Whenever exporting CSVs into LibreOffice Calc, a nice window pops up giving you lots of import options.
You can also use the Spellcheck Lists in non-standard ways. Like in this thread, I explained how to use it to find a list of "foreign-language" words:
https://www.mobileread.com/forums/sh...59#post3812859
and go marking them up with xml:lang.
I've also done something similar when trying to normalize a collection of various articles between American/British spellings. You could:
- Mark ebook as English (US).
- Export CSV of "misspelled words".
- Mark ebook as English (UK).
- Export CSV of "misspelled words".
Compare both CSVs together, look at differences, and you can see:
- Words that appear in one list are almost all the differently spelled words.

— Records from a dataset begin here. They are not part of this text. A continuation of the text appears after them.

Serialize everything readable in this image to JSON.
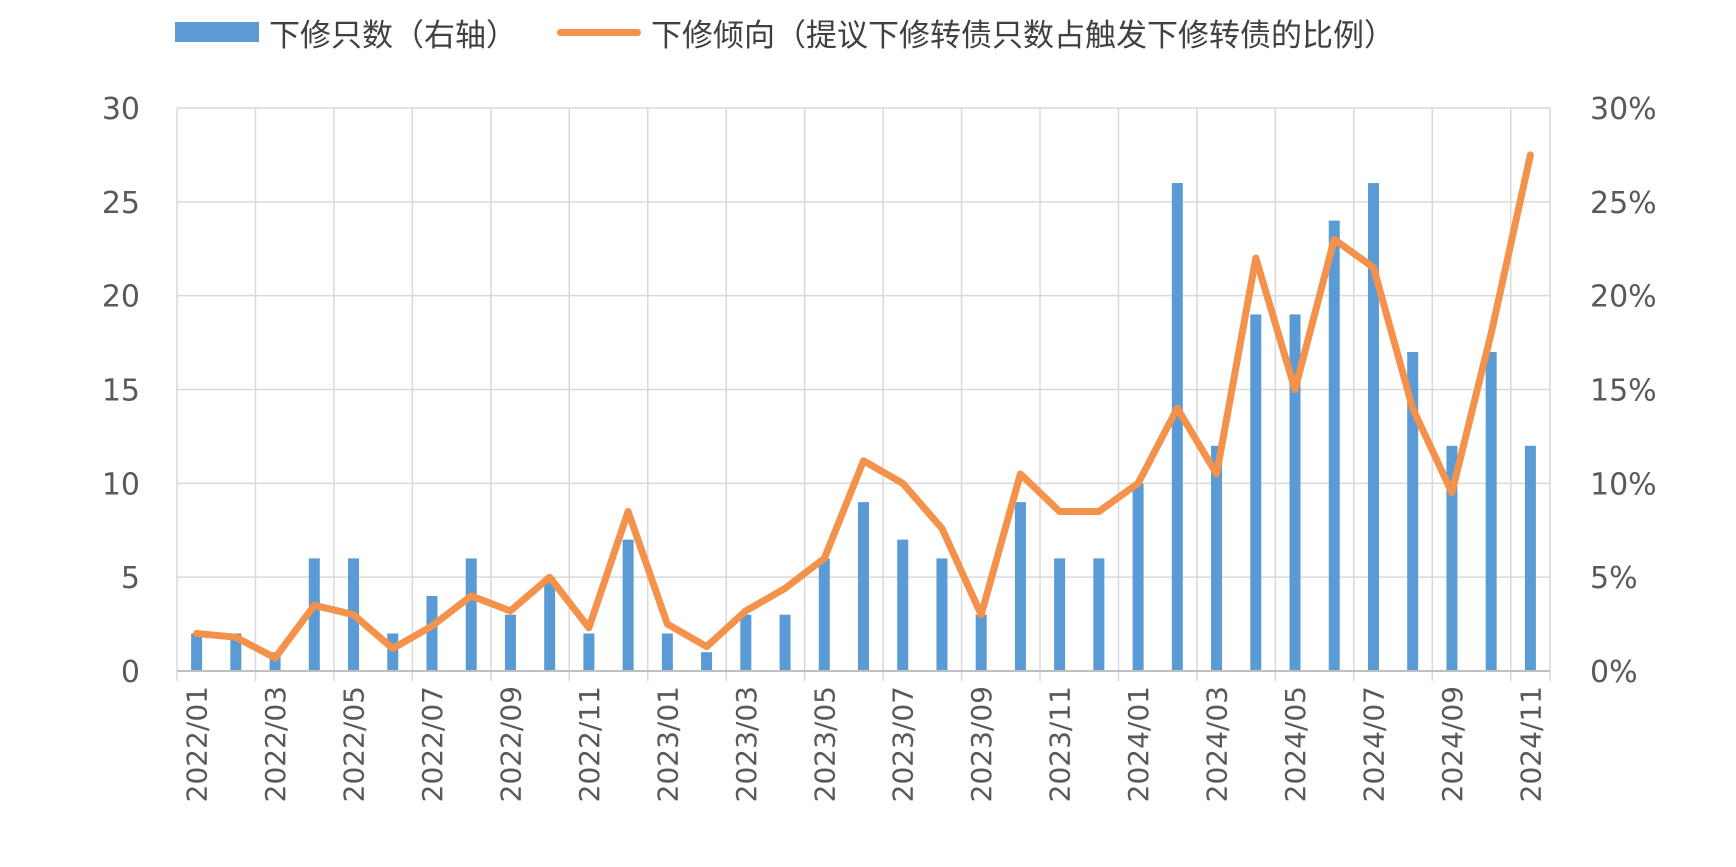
{
  "legend": [
    {
      "label": "下修只数（右轴）",
      "color": "#5B9BD5",
      "kind": "bar"
    },
    {
      "label": "下修倾向（提议下修转债只数占触发下修转债的比例）",
      "color": "#F4914A",
      "kind": "line"
    }
  ],
  "chart_data": {
    "type": "bar+line",
    "categories": [
      "2022/01",
      "2022/02",
      "2022/03",
      "2022/04",
      "2022/05",
      "2022/06",
      "2022/07",
      "2022/08",
      "2022/09",
      "2022/10",
      "2022/11",
      "2022/12",
      "2023/01",
      "2023/02",
      "2023/03",
      "2023/04",
      "2023/05",
      "2023/06",
      "2023/07",
      "2023/08",
      "2023/09",
      "2023/10",
      "2023/11",
      "2023/12",
      "2024/01",
      "2024/02",
      "2024/03",
      "2024/04",
      "2024/05",
      "2024/06",
      "2024/07",
      "2024/08",
      "2024/09",
      "2024/10",
      "2024/11"
    ],
    "x_tick_labels": [
      "2022/01",
      "2022/03",
      "2022/05",
      "2022/07",
      "2022/09",
      "2022/11",
      "2023/01",
      "2023/03",
      "2023/05",
      "2023/07",
      "2023/09",
      "2023/11",
      "2024/01",
      "2024/03",
      "2024/05",
      "2024/07",
      "2024/09",
      "2024/11"
    ],
    "series": [
      {
        "name": "下修只数（右轴）",
        "type": "bar",
        "axis": "left",
        "color": "#5B9BD5",
        "values": [
          2,
          2,
          1,
          6,
          6,
          2,
          4,
          6,
          3,
          5,
          2,
          7,
          2,
          1,
          3,
          3,
          6,
          9,
          7,
          6,
          3,
          9,
          6,
          6,
          10,
          26,
          12,
          19,
          19,
          24,
          26,
          17,
          12,
          17,
          12
        ]
      },
      {
        "name": "下修倾向（提议下修转债只数占触发下修转债的比例）",
        "type": "line",
        "axis": "right",
        "color": "#F4914A",
        "values": [
          2.0,
          1.8,
          0.7,
          3.5,
          3.0,
          1.2,
          2.4,
          4.0,
          3.2,
          5.0,
          2.3,
          8.5,
          2.5,
          1.3,
          3.2,
          4.4,
          6.0,
          11.2,
          10.0,
          7.6,
          3.0,
          10.5,
          8.5,
          8.5,
          10.0,
          14.0,
          10.5,
          22.0,
          15.0,
          23.0,
          21.5,
          14.0,
          9.5,
          18.0,
          27.5
        ]
      }
    ],
    "y_left": {
      "min": 0,
      "max": 30,
      "ticks": [
        "0",
        "5",
        "10",
        "15",
        "20",
        "25",
        "30"
      ]
    },
    "y_right": {
      "min": 0,
      "max": 30,
      "ticks": [
        "0%",
        "5%",
        "10%",
        "15%",
        "20%",
        "25%",
        "30%"
      ]
    },
    "grid": true,
    "legend_position": "top"
  }
}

- Words that appear in both lists are almost all the actual misspelled/foreign words.
|
Yes you can do a lot of stuff, i want to use it to upgrade dictionaries with misssing words. But not only hunspell... stardict/mobi dictionaries. I'll create a hunspell dictionary from stardict, and find missing words in different books to improve the main dictionary, main definitions and inflected forms.
Probably the best choice will be to create a script that checks all the words from a epub book against a hunspell dictionary and export the missing words, but a to begin the manual method can work.